REPUBLIKA.CO.ID, Kebanyakan sibling rivalry atau persaingan kakak adik dialami oleh anak-anak sesuai tahapan perkembangan. Misalnya, pada usia 2-3 tahun anak sedang berkembang keakuannya, ingin dihargai, ingin diakui bahwa mereka nomor satu dan paling disayangi orang tua. Sehingga orang tua penting mengatur trik-triknya. Misalnya: kakak pintar dan bagus dalam hal merapikan pakaian, adik pintar bila bertemu orang langsung bersalaman, sehingga tidak ada pembedaan. ''Kita memperlakukan adik dan kakak sama, tetapi tidak membandingkan atau membedakan,'' kata psikolog dari RS Dr Sardjito/Fakultas Kedokteran Universitas Gadjah Mada (UGM), Dwi Susilowati SPsi, yang akrab disapa Kiki.

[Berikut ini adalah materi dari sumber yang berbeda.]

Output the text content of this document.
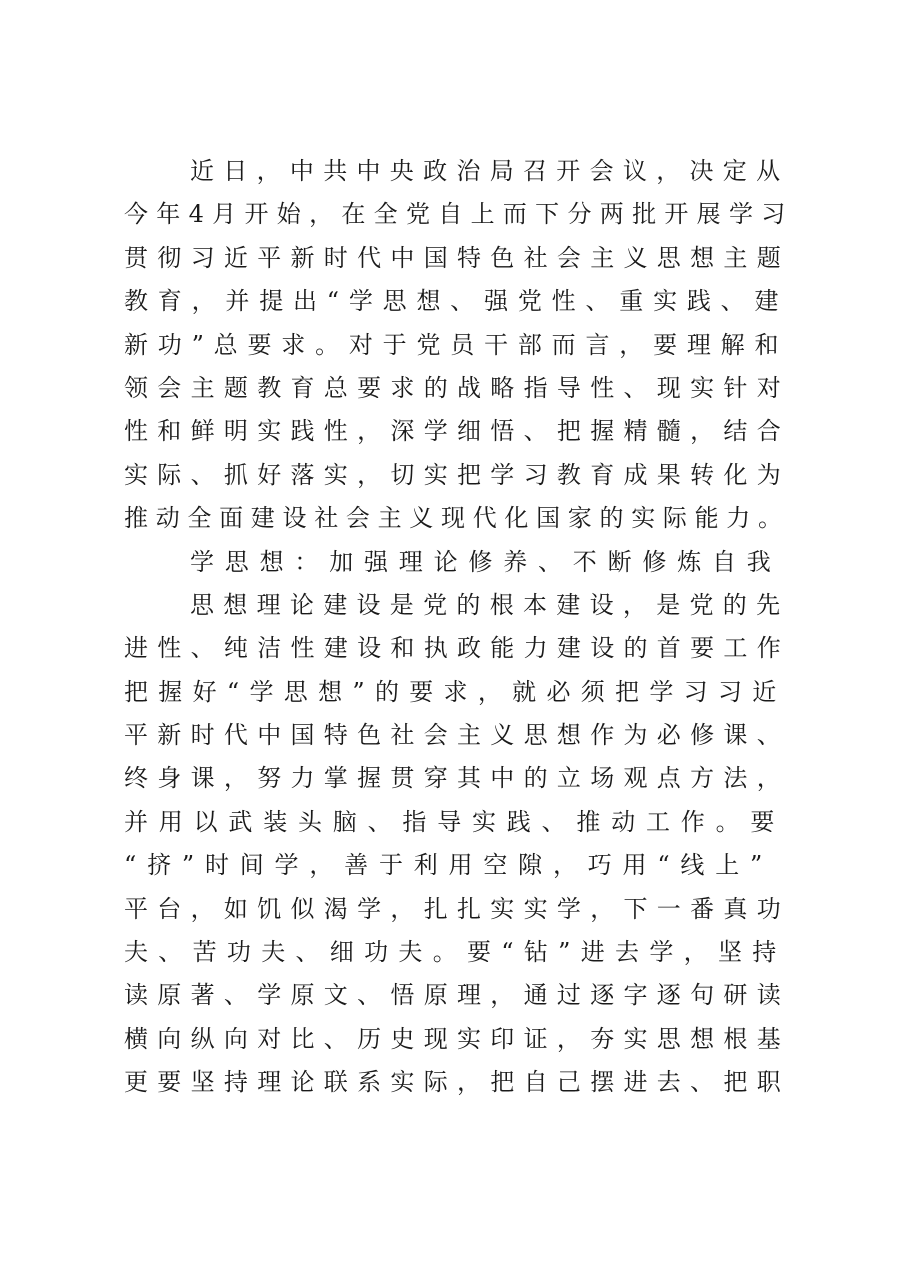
近日，中共中央政治局召开会议，决定从
今年4月开始，在全党自上而下分两批开展学习
贯彻习近平新时代中国特色社会主义思想主题
教育，并提出“学思想、强党性、重实践、建
新功”总要求。对于党员干部而言，要理解和
领会主题教育总要求的战略指导性、现实针对
性和鲜明实践性，深学细悟、把握精髓，结合
实际、抓好落实，切实把学习教育成果转化为
推动全面建设社会主义现代化国家的实际能力。
学思想：加强理论修养、不断修炼自我
思想理论建设是党的根本建设，是党的先
进性、纯洁性建设和执政能力建设的首要工作
把握好“学思想”的要求，就必须把学习习近
平新时代中国特色社会主义思想作为必修课、
终身课，努力掌握贯穿其中的立场观点方法，
并用以武装头脑、指导实践、推动工作。要
“挤”时间学，善于利用空隙，巧用“线上”
平台，如饥似渴学，扎扎实实学，下一番真功
夫、苦功夫、细功夫。要“钻”进去学，坚持
读原著、学原文、悟原理，通过逐字逐句研读
横向纵向对比、历史现实印证，夯实思想根基
更要坚持理论联系实际，把自己摆进去、把职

Tetapi kadang sibling rivalry itu tidak terjadi saat anak masih balita, melainkan ketika sudah usia SD. Misalnya, anak ingin nomor satu, ingin mendapat perhatian lebih dari orang tua, dan sebagainya. Sibling rivalry juga bisa muncul antar sepupu. Misalnya, ketika pascagempa di Yogyakarta, orang tuanya menampung keluarga kakak/adik yang rumahnya hancur. Dulu ketika berbeda rumah, si anak mau berbagi dengan sepupunya. Tetapi ketika saudara sepupunya tinggal serumah, si anak tidak mau lagi berbagi.
Menurut Kiki, sebetulnya yang penting adalah bagaimana orang tua menyikapi lebih dari satu anak, bagaimana membagi perhatian kepada anak-anak dan menyikapi terjadinya persaingan/kecemburuan tersebut. Namun, sering kali sikap orang tua dengan sadar atau tidak menyuruh si kakak mengalah dengan adik, menyuruh menjaga si adik, karena si kakak sudah besar.
''Sikap itu justru akan menjadikan sikap kecemburuan yang besar si kakak terhadap si adik,'' katanya. Menurut alumni Fakultas Psikologi UGM ini, adalah tidak bijak jika kakak disuruh selalu mengalah. ''Kita harus melihat latar belakangnya penyebab kenapa ramai antara kakak dan adik? Untuk itu harus ada pendekatan lain.'' Apabila kakak dan adik selalu bertengkar, dua-duanya harus salah dan menanggung akibat.